Public health postdoctoral student Beth Shaaban said Pitt’s “dispassionate” committee process was incomplete, which she criticized for focusing more on conversations about historical relativism, rather than committee input.
“The University wanted to think that a decision could be made based on a compilation … and the weighing of the facts,” Shaaban said. “That’s not how decisions are made.”
Shaaban supported renaming the hall for practical reasons in addition to philosophical ones: to ensure people from all communities felt comfortable working with public health practitioners.
“For me, it’s a matter of what is going on in the here and now, and what is right in the here and now,” she said.
Other schools, however, have decided against removing the names of figures with ambivalent histories.
Princeton University kept Woodrow Wilson’s name, going against student demands to remove the former president’s name from buildings on campus because of his segregationist views. Instead, university leaders called on the school to be more honest and transparent about Wilson’s mixed legacy.
At the University, calls for renaming Coffman and other buildings have mostly come from students and others on campus.
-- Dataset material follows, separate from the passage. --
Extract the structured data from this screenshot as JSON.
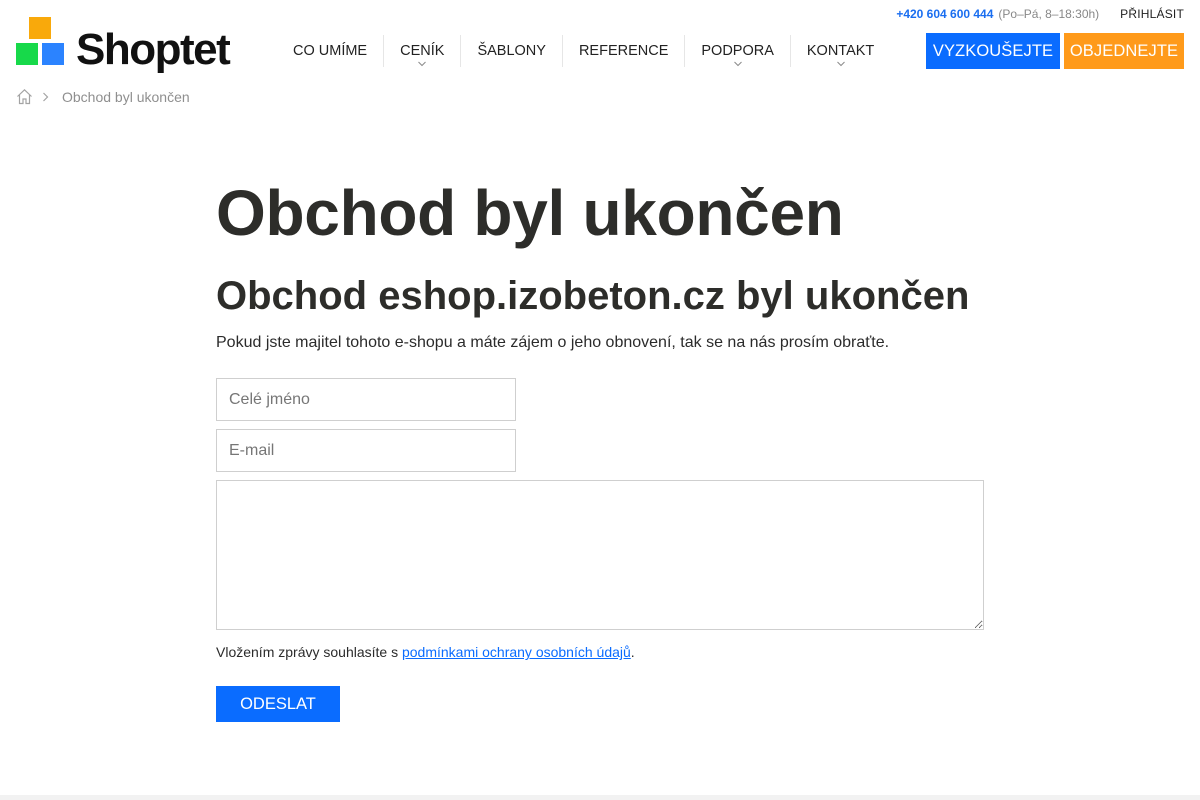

University of Minnesota graduate student Emma Dunn worked on the Minnesota Student Association’s resolution to rename Coffman last year.
Dunn said there a wide variety of views on Coffman’s legacy and whether the University should remove his name. Although she supports a name change, Dunn said the University could take other measures to acknowledge its history beyond renaming.
“If we choose to honor these people, how do we make sure their entire legacy [is] known?” Dunn said.
A decision on whether or not the building names will change may be months away.